- Episode no.: Season 6 Episode 1
- Directed by: Don MacKinnon
- Written by: Greg Thompson
- Production code: 5ASA10
- Original air date: September 27, 2015

Episode chronology
| ← Previous "The Oeder Games" | Next → "The Land Ship" |
- Bob's Burgers season 6

= Sliding Bobs =

"Sliding Bobs" is the first episode and season premiere of the sixth season of the animated comedy series Bob's Burgers and the overall 89th episode; it is written by Greg Thompson and directed by Don MacKinnon. It aired on Fox in the United States on September 27, 2015. In the episode, Bob begins to notice that he is losing hair from his moustache, and Linda tells how important his moustache was in their meeting. The kids then tell their own versions of how Bob and Linda would have met, if Bob didn't have a moustache at that time.

==Plot==
===Prologue===

Bob is working out on a stationary bike picked up from the trash, but while taking a shower, notices that he's losing hair in his mustache. The discussion of his facial hair leads Linda to tell the story of how she and Bob met: when she was engaged to Hugo, she was at a bar with her friend Ginger and her ring got stuck in Bob's mustache. The encounter led to her leaving Hugo for Bob. With the possibility of Bob losing his mustache, Tina, Gene, and Louise speculate about what life would be like if Bob hadn't had his mustache when he met Linda.

===Gene's story===

Gene's story has Bob and Linda at the bar, where Linda accidentally hits Bob on his lip telling a story, and without his mustache, he starts bleeding from a cut on the lip. While at the hospital, Sergeant Bosco comes in and makes Bob faint. Later, Bob wakes up having no memory of what happened, and given a robotic mustache to search for crime. While nitpicking minor and non-existent crimes, he meets Linda on the streets singing about Hugo. When Linda and Bob try to kiss, Bob's mustache electrocutes both of them and shocks back parts of his memory. While trying to confront Bosco about this, it is revealed that the cops are owned by Mr. Fischoeder, who also wishes to tear down the town and replace it with an amusement park city, and that Bosco is Fischoeder under a mask with a robotic eye. A battle ensues in which RoboBob is killed, with Linda putting his robot mustache on a cactus.

===Louise's story===

Louise's story has Bob and Linda meet in the bar, where Bob falls in love with Linda at first sight, but Linda does not care as she sarcastically tells him he needs to grow a mustache to win her heart. Determined to win Linda, Bob tries to grow a mustache with various medications and methods. After failing with all of them, Bob goes to an automated carnival attraction, The Swami, only to find it under repair, and instead asks the repairman (Teddy) for a mustache.
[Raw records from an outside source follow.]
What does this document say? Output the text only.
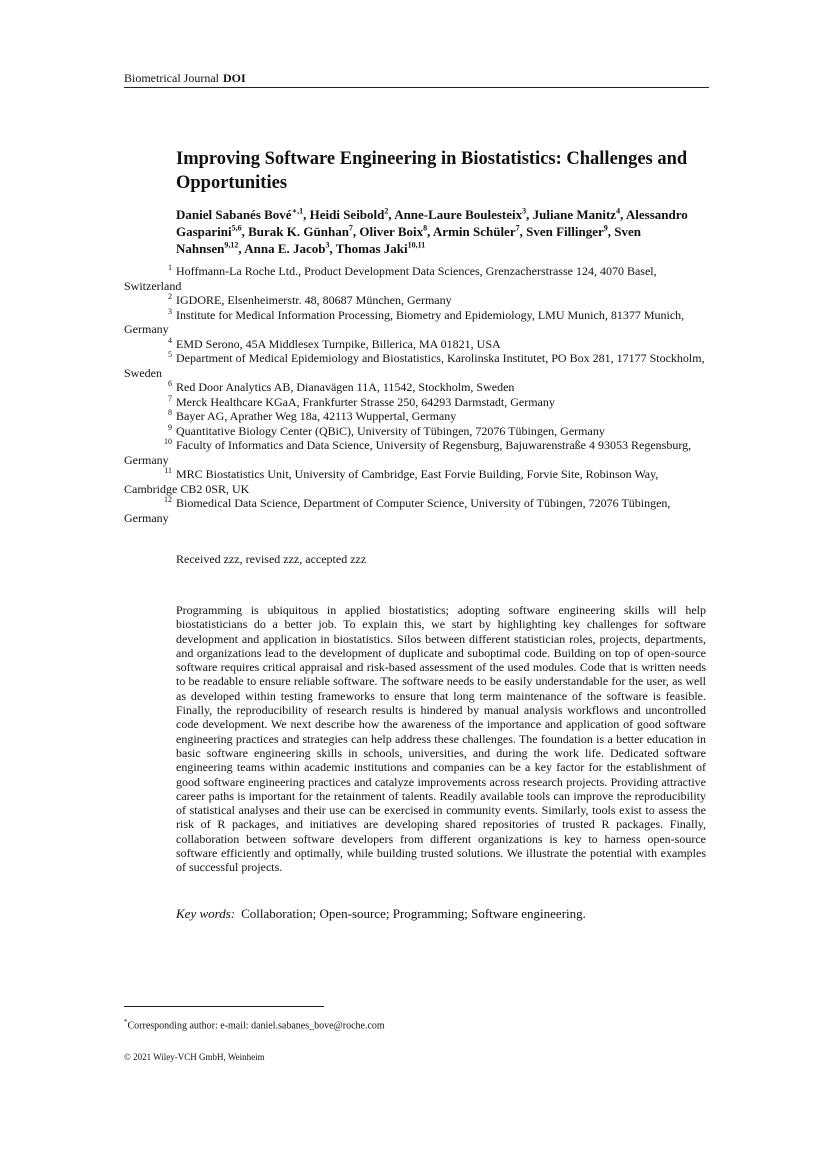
Biometrical Journal DOI
Improving Software Engineering in Biostatistics: Challenges and Opportunities
Daniel Sabanés Bové$^{∗,1}$, Heidi Seibold$^2$, Anne-Laure Boulesteix$^3$, Juliane Manitz$^4$, Alessandro Gasparini$^{5,6}$, Burak K. Günhan$^7$, Oliver Boix$^8$, Armin Schüler$^7$, Sven Fillinger$^9$, Sven Nahnsen$^{9,12}$, Anna E. Jacob$^3$, Thomas Jaki$^{10,11}$
$^1$ Hoffmann-La Roche Ltd., Product Development Data Sciences, Grenzacherstrasse 124, 4070 Basel, Switzerland
$^2$ IGDORE, Elsenheimerstr. 48, 80687 München, Germany
$^3$ Institute for Medical Information Processing, Biometry and Epidemiology, LMU Munich, 81377 Munich, Germany
$^4$ EMD Serono, 45A Middlesex Turnpike, Billerica, MA 01821, USA
$^5$ Department of Medical Epidemiology and Biostatistics, Karolinska Institutet, PO Box 281, 17177 Stockholm, Sweden
$^6$ Red Door Analytics AB, Dianavägen 11A, 11542, Stockholm, Sweden
$^7$ Merck Healthcare KGaA, Frankfurter Strasse 250, 64293 Darmstadt, Germany
$^8$ Bayer AG, Aprather Weg 18a, 42113 Wuppertal, Germany
$^9$ Quantitative Biology Center (QBiC), University of Tübingen, 72076 Tübingen, Germany
$^{10}$ Faculty of Informatics and Data Science, University of Regensburg, Bajuwarenstraße 4 93053 Regensburg, Germany
$^{11}$ MRC Biostatistics Unit, University of Cambridge, East Forvie Building, Forvie Site, Robinson Way, Cambridge CB2 0SR, UK
$^{12}$ Biomedical Data Science, Department of Computer Science, University of Tübingen, 72076 Tübingen, Germany
Received zzz, revised zzz, accepted zzz
Programming is ubiquitous in applied biostatistics; adopting software engineering skills will help biostatisticians do a better job. To explain this, we start by highlighting key challenges for software development and application in biostatistics. Silos between different statistician roles, projects, departments, and organizations lead to the development of duplicate and suboptimal code. Building on top of open-source software requires critical appraisal and risk-based assessment of the used modules. Code that is written needs to be readable to ensure reliable software. The software needs to be easily understandable for the user, as well as developed within testing frameworks to ensure that long term maintenance of the software is feasible. Finally, the reproducibility of research results is hindered by manual analysis workflows and uncontrolled code development. We next describe how the awareness of the importance and application of good software engineering practices and strategies can help address these challenges. The foundation is a better education in basic software engineering skills in schools, universities, and during the work life. Dedicated software engineering teams within academic institutions and companies can be a key factor for the establishment of good software engineering practices and catalyze improvements across research projects. Providing attractive career paths is important for the retainment of talents. Readily available tools can improve the reproducibility of statistical analyses and their use can be exercised in community events. Similarly, tools exist to assess the risk of R packages, and initiatives are developing shared repositories of trusted R packages. Finally, collaboration between software developers from different organizations is key to harness open-source software efficiently and optimally, while building trusted solutions. We illustrate the potential with examples of successful projects.
Key words: Collaboration; Open-source; Programming; Software engineering.
*Corresponding author: e-mail: daniel.sabanes_bove@roche.com
© 2021 Wiley-VCH GmbH, Weinheim
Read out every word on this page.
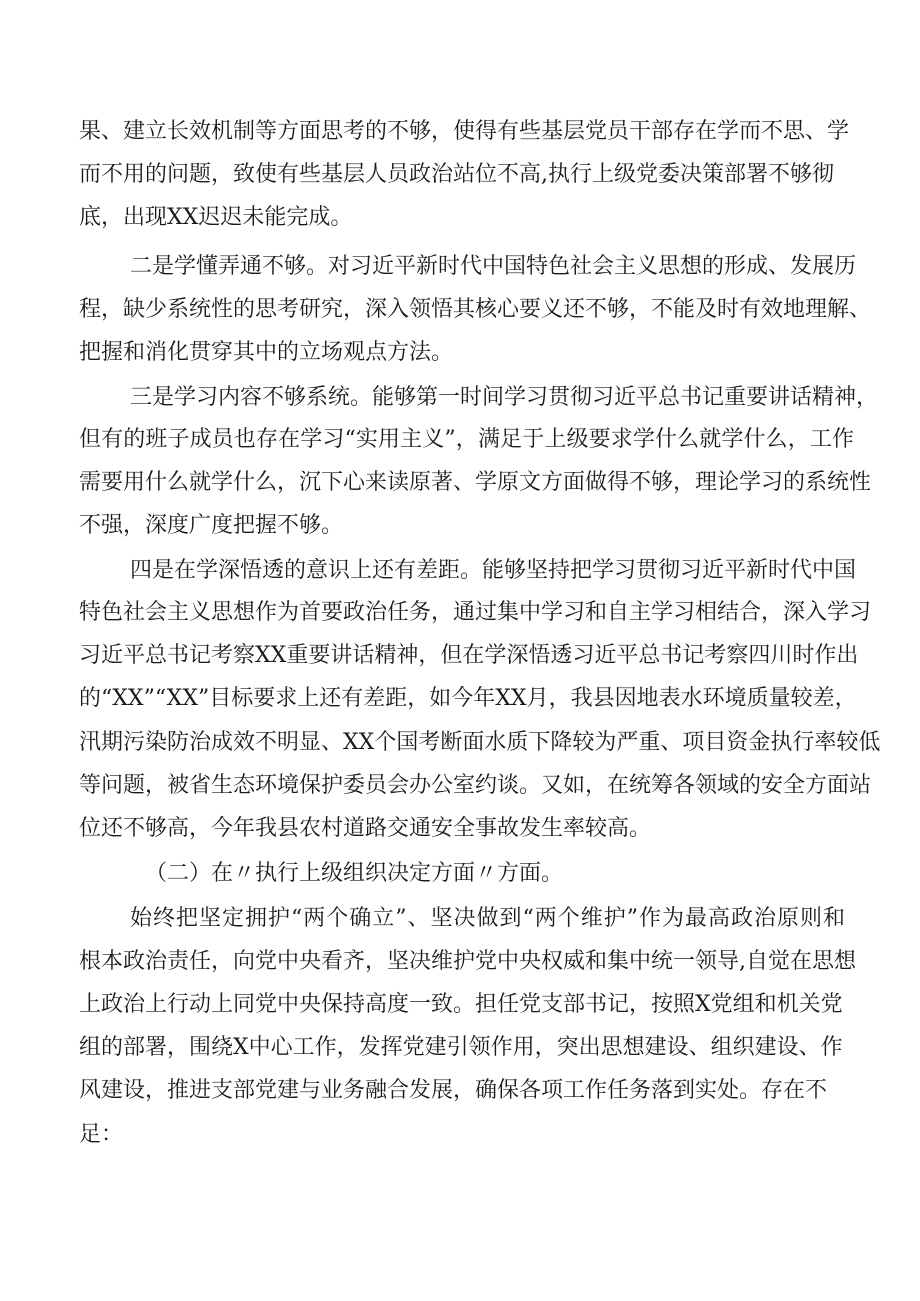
果、建立长效机制等方面思考的不够，使得有些基层党员干部存在学而不思、学
而不用的问题，致使有些基层人员政治站位不高,执行上级党委决策部署不够彻
底，出现XX迟迟未能完成。
二是学懂弄通不够。对习近平新时代中国特色社会主义思想的形成、发展历
程，缺少系统性的思考研究，深入领悟其核心要义还不够，不能及时有效地理解、
把握和消化贯穿其中的立场观点方法。
三是学习内容不够系统。能够第一时间学习贯彻习近平总书记重要讲话精神，
但有的班子成员也存在学习“实用主义”，满足于上级要求学什么就学什么，工作
需要用什么就学什么，沉下心来读原著、学原文方面做得不够，理论学习的系统性
不强，深度广度把握不够。
四是在学深悟透的意识上还有差距。能够坚持把学习贯彻习近平新时代中国
特色社会主义思想作为首要政治任务，通过集中学习和自主学习相结合，深入学习
习近平总书记考察XX重要讲话精神，但在学深悟透习近平总书记考察四川时作出
的“XX”“XX”目标要求上还有差距，如今年XX月，我县因地表水环境质量较差，
汛期污染防治成效不明显、XX个国考断面水质下降较为严重、项目资金执行率较低
等问题，被省生态环境保护委员会办公室约谈。又如，在统筹各领域的安全方面站
位还不够高，今年我县农村道路交通安全事故发生率较高。
（二）在〃执行上级组织决定方面〃方面。
始终把坚定拥护“两个确立”、坚决做到“两个维护”作为最高政治原则和
根本政治责任，向党中央看齐，坚决维护党中央权威和集中统一领导,自觉在思想
上政治上行动上同党中央保持高度一致。担任党支部书记，按照X党组和机关党
组的部署，围绕X中心工作，发挥党建引领作用，突出思想建设、组织建设、作
风建设，推进支部党建与业务融合发展，确保各项工作任务落到实处。存在不
足：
Although at first he is able to grow a mustache and win Linda, he soon develops uncontrollable hair growth and after being unable to join society, is forced to become a freak show act at the Wonder Wharf, while Linda becomes a nun before being kicked out, and ends up in jail.

===Tina's story===

Tina's story tries to make her parents end up together but no scenario works at first, and soon she imagines that Linda would have married Hugo, had three Hugo-versions of the children, and run a hot dog restaurant in the manner of Bob's Burgers, while Bob has become a bitter health inspector like Hugo in the real world. In a parody of the pilot episode, the restaurant is investigated for having real wiener dogs in the hot dog meat, and when Linda tries to cheer him up with a chocolate milkshake, he gains a milkshake mustache but soon leaves. The family is disturbed by this story, and Tina accepts that if Bob hadn't had his mustache, Linda would not have canceled her engagement to Hugo and she would have married him, and also that there is no such thing as fate, just randomness and chaos.

===Ending===

While their parents are trying to comfort Tina, Gene sits on the exercise bike but hurts his testicles, and Bob realizes that the bike was responsible for Bob losing his hair by causing testicular failure. Meanwhile, as Ron and Hugo are having lunch in their van, Ron asks Hugo if they were meant to be together, causing Hugo to yell "not this again!"

==Reception==
Alasdair Wilkins of The A.V. Club gave the episode an A, saying, "Sliding Bobs" manages to have the best of all possible worlds. On the one hand, it's another of the show's increasingly common crazy trilogy episodes, in which we see a common theme developed through each of the Belcher children's uniquely fractured perspectives. This is an episode that gets in goofiest possible Robocop pastiche, a tragically hairy romance, and a deeply self-referential callback to the show's very first episode. That's more than enough material for a fantastic episode! Molly Freeman of Screen Rant praised the episode by saying, "Bob’s Burgers is at its best in episodes like ‘Sliding Bobs’ when the show mixes a serious subject with its own brand of quirky humor that fans have come to know and love."

The episode received a 1.2 rating and was watched by a total of 2.51 million people. This made it the fifth most watched show on Fox that night.